累風庵閑日録

本と日常の徒然

『疑惑の銃声』 I・B・マイヤーズ 論創社

●『疑惑の銃声』 I・B・マイヤーズ 論創社 読了。

 これは凄い。その衝撃は、ミステリのネタだとかストーリーの捻りだとかとはまるで別次元である。この題材をこう扱うか、という嫌な嫌な味の驚きがある。約八十年前のアメリカの価値観が、むき出しのまま現代の読者に叩きつけられる。

 肝心なミステリとしての面白さだが、読んでいてどうも気持ちが盛り上がらない。その原因は探偵役の造形にある。劇作家ジャーニンガムが事件に取り組むそもそもの動機は、遺族にとって最も都合のいい結末を導くことにある。そのためには、証拠の隠蔽や嘘の証言もためらわない。ある専門家に手がかりの鑑定を依頼するが、なんとまあ、最初から自分の望む結論に沿った鑑定結果を要求するのである。「公平でいてほしいと頼んでいません」だと。自分の推理に合わせて手がかりを捻じ曲げる探偵なんざ、ミステリのパロディにしかならないではないか。
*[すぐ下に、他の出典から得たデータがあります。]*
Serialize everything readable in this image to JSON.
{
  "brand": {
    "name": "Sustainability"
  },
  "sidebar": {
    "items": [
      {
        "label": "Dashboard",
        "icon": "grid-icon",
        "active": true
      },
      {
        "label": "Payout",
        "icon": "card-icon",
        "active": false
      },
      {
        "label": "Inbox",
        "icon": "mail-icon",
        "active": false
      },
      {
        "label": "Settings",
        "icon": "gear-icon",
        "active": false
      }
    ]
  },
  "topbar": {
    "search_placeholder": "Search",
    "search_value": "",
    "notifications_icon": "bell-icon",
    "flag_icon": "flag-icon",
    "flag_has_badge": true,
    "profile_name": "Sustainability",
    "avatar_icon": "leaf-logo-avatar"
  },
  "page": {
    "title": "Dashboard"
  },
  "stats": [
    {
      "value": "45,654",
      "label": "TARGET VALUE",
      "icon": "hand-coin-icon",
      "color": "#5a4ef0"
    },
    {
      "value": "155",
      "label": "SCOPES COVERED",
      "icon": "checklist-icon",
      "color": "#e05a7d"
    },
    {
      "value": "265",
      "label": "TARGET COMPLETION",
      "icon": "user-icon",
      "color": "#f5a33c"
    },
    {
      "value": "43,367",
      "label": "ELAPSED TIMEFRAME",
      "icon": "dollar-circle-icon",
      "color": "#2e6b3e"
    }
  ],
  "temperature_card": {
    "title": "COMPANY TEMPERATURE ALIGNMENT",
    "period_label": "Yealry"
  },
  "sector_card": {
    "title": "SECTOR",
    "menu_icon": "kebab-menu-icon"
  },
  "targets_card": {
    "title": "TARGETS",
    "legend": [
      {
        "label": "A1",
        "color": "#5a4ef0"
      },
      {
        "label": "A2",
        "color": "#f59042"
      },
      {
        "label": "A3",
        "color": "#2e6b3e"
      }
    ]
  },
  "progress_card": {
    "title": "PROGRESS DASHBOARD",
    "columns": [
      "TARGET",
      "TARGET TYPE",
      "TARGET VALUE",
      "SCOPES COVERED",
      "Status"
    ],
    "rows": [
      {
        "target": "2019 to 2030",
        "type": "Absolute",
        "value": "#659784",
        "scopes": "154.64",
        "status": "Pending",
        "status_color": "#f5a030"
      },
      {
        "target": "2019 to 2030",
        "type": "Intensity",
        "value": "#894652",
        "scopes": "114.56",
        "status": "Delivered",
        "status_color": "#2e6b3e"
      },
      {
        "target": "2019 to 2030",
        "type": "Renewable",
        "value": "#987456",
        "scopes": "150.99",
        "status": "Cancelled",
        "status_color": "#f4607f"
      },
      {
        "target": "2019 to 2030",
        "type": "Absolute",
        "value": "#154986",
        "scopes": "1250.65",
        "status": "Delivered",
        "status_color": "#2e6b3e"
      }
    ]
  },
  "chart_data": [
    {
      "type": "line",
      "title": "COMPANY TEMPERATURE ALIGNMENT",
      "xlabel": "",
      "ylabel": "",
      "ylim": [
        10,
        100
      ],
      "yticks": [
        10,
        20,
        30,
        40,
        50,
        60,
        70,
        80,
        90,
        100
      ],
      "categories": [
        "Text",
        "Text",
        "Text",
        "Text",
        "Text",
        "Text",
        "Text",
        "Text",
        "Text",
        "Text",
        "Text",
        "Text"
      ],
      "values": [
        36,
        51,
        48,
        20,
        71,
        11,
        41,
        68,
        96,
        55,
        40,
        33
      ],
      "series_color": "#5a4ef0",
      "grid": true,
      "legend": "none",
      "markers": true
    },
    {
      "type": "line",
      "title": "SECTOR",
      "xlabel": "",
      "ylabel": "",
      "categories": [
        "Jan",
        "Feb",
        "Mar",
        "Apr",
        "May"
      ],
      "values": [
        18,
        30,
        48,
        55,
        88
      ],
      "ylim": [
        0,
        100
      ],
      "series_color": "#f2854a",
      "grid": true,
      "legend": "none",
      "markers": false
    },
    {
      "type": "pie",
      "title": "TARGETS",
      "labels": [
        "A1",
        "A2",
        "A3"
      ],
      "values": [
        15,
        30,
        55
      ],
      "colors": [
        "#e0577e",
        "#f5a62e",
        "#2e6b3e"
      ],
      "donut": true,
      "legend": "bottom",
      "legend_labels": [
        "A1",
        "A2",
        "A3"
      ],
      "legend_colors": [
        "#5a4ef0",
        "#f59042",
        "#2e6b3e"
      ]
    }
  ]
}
 ロジックの面白味には乏しく、結末は甚だ唐突。切れ味鋭い、と言いたいところだが、これって短編小説の書き方であるな。でもまあ結局のところ、様々な要素が納まるべきところに納まっている点は評価したい。とにもかくにも形は整えましたね、と。

 ところで第一作『殺人者はまだ来ない』に興味が出てきたのだが、あいにく持っていない。昔は古本屋で当たり前に見かけたものだが、なんとなく興味を感じずスルーしているうちに、入手できずじまいになってしまった。今から探しても、見つけるのにちょっと苦労するかもしれない。電子書籍になっているというから、紙の本での復刊も期待薄であろう。いやはや。

●二回しか使っていない「18きっぷ」を、チケットショップに持って行った。買取価格は六千円ちょい。上出来である。